East Central North America 1998
杯具啊，这题WA了三四遍才过，

最初想法：


1.出现在even式中的两边都是真币


2.一个硬币在不同称重中，分别属于偏重和偏轻的一端，则它是真币


3.如果三次称重后，不是真币的就输出偏重或者偏轻

结果是WA，事实上，只要修改一下第三点就可以了

 

3.三次称重后，如果不是真币，并且偏重或者偏轻的次数等于称重不是even的次数，就输出偏重或者偏轻

分析：我们容易觉得，如果满足最初那3点，还没有被排除的，就可以断定是假币。事实上，我们忘了另一个必要条件：该假币偏重或者偏轻的次数应该==称重不平衡的次数。原因很简单：在每次称重不平衡的时候，假币都会出现。
因此应该加上这个判断，才可以。所以可能有多个假币在前面三步还没有被排除，再加这个条件就可以了。

也就是说，

设置两个数组: real[12]-标志为真   lh[12]--标志被怀疑
每次称球的时候，如果是"even"则把对应的设置为"真东西",即置为1，
如果是"up"或"donw" 则把表示轻重的数组lh对应的 ++ 或者 --，直到最后。
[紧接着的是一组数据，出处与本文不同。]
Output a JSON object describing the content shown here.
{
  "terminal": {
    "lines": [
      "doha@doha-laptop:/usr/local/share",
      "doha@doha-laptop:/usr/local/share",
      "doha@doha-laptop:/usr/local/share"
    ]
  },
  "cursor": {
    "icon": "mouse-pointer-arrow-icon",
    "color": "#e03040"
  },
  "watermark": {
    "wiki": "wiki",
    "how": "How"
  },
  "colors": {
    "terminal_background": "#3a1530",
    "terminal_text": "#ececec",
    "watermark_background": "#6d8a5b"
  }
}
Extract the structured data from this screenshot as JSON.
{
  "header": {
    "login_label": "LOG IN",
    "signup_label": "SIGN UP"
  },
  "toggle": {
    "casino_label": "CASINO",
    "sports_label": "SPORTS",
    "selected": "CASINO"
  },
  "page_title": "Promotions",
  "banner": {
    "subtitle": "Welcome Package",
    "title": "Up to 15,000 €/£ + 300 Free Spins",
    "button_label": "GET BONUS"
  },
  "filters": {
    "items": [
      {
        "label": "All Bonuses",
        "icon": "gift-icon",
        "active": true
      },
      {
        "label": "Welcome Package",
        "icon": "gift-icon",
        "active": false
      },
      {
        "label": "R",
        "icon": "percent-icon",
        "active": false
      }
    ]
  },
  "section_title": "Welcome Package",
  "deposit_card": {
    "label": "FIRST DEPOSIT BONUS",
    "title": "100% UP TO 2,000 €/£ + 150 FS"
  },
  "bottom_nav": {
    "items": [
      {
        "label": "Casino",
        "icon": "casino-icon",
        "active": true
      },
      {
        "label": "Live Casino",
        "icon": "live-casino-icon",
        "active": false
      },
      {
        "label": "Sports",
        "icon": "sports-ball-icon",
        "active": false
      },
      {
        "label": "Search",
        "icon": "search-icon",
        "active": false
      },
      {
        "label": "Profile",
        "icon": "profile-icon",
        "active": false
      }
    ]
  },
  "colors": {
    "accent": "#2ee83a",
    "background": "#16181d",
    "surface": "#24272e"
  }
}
然后把所有对应real中为1（即就是真东西啦)的lh置为0；那么操作之后，
lh中存在没有辨认出真的，就是一系列的例如： -1,-2,1,2,3等数值，那么
假东西就是其中绝对值最大的那个！！------被怀疑次数最多，所以它为假。

附带下测试数据，不过的大牛可以测下：

12 

ABCD EFGH even 

ABCI EFJK up 

ABIJ EFGH even 

AGHL BDEC even 

JKI ADE up 

J K even 

ABCDEF GHIJKL up 

ABC DEF even 

I J down 

ABCDEF GHIJKL up 

ABHLEF GDIJKC down 

CD HA even 

A B up 

B A down 

A C even 

A B up 

B C even 

DEFG HIJL even 

ABC DEJ down 

ACH IEF down 

AHK IDJ down 

ABCD EFGH even 

AB IJ even 

A L down 

EFA BGH down 

EFC GHD even 

BA EF down 

A B up 

A C up 

L K even 

ACEGIK BDFHJL up 

ACEGIL BDFHJK down 

ACEGLK BDFHJI down 

ACEGIK BDFHJL up 

ACEGIL BDFHJK down 

ACEGLK BDFHJI up

代码：

#include<stdio.h>

#include<string.h>

#include<math.h>

int main()

{

    int real[12],flag[12],i,k,max,t;

    char str1[12],str2[12],str[12];

    int n;

    scanf("%d",&n);

    while(n--)

    {

        memset(flag,0,sizeof(flag));

        memset(real,0,sizeof(real));

        for(k=0;k<3;k++)

        {

            scanf("%s %s %s",str1,str2,str);

            if(strcmp(str,"even")==0)

            {

                for(i=0;str1[i];i++)

                    real[str1[i]-'A']=1;

                for(i=0;str2[i];i++)

                    real[str2[i]-'A']=1;

            }

            else if(strcmp(str,"up")==0)

            {

                for(i=0;str1[i];i++)

                    flag[str1[i]-'A']++;

                for(i=0;str2[i];i++)

                    flag[str2[i]-'A']--;

            }

            else{

                for(i=0;str1[i];i++)

                    flag[str1[i]-'A']--;

                for(i=0;str2[i];i++)

                    flag[str2[i]-'A']++;

            }

        }

        for(i=0;i<12;i++)

            if(real[i]==1)flag[i]=0;

        max=0;t=0;

        for(i=0;i<12;i++)

            if(abs(max)<abs(flag[i])){max=flag[i];t=i;}

        if(max<0)

            printf("%c is the counterfeit coin and it is light.\n",t+'A');

        else printf("%c is the counterfeit coin and it is heavy.\n",t+'A');

    }

    return 0;

}